Her bags are already on the curb; her family came over yesterday to pitch in. But she wants them gone, out of sight, away. If people get their bags to the curbs, the city will pick them up, says city council member Gina Guizar. The council has been reviewing waste removal bids and hoped to have a contract in place Tuesday. And then there's the matter of where the bags will go, because there are actually many possibilities.
"If sandbags are doing their jobs, then they're absorbing floodwater," said Kevin Baskins, spokesman for the Iowa Department of Natural Resources. "Which includes fuels, chemicals and other bacteria." The Iowa DNR offers guidelines for proper sandbag disposal. For example, sand can be saved for covering winter roads or for spreading on spring gardens.

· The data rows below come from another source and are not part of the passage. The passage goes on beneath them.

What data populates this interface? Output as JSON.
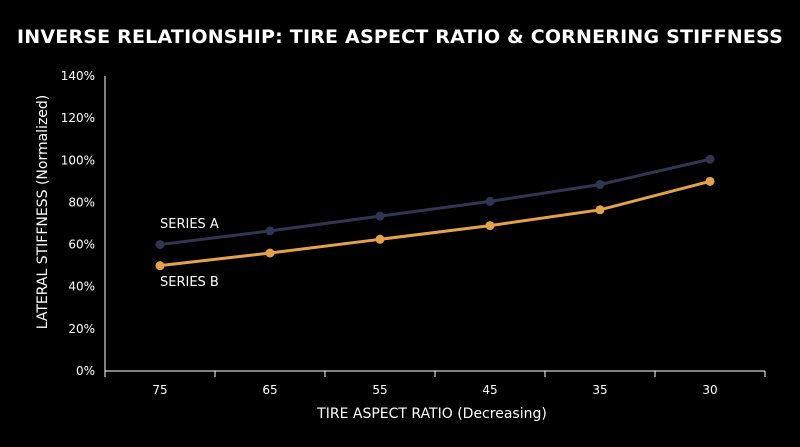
{
  "chart_data": {
    "type": "line",
    "title": "INVERSE RELATIONSHIP: TIRE ASPECT RATIO & CORNERING STIFFNESS",
    "xlabel": "TIRE ASPECT RATIO (Decreasing)",
    "ylabel": "LATERAL STIFFNESS (Normalized)",
    "categories": [
      "75",
      "65",
      "55",
      "45",
      "35",
      "30"
    ],
    "ylim": [
      0,
      140
    ],
    "yticks": [
      0,
      20,
      40,
      60,
      80,
      100,
      120,
      140
    ],
    "ytick_labels": [
      "0%",
      "20%",
      "40%",
      "60%",
      "80%",
      "100%",
      "120%",
      "140%"
    ],
    "grid": false,
    "series": [
      {
        "name": "SERIES A",
        "color": "#2f3552",
        "values": [
          60,
          66.5,
          73.5,
          80.5,
          88.5,
          100.5
        ]
      },
      {
        "name": "SERIES B",
        "color": "#e3a24a",
        "values": [
          50,
          56,
          62.5,
          69,
          76.5,
          90
        ]
      }
    ]
  }
}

It cannot be used to fill sandboxes or spread in playgrounds.
The DNR Web site is quite prescient about what sturdy and thrifty Midwesterners might want to do with their sand: "Bags still filled with sand should not be disposed of as rubble (e.g., in a ravine), but can be used for fill material under buildings, roads, parking lots, and so forth . . . it would be acceptable to reuse the sand for residents to spread on a backyard flower garden."
Or, Baskins says, people can save their uncontaminated filled sandbags for future floods, store them in sheds like flood paraphernalia.
Or, they can give the sand back to the sand quarries from around the state that provided it to begin with, though knowing where your sand came from seems like knowing which tree your apple came from.
So many decisions to be made about that horrible, lifesaving sand. One of a million things to navigate on the road to recovery, as everyone else keeps an eye out for new impending disasters. The only unavailable option is the one that exhausted, battered residents might like best: to bury their heads in that sand and hope everything goes away.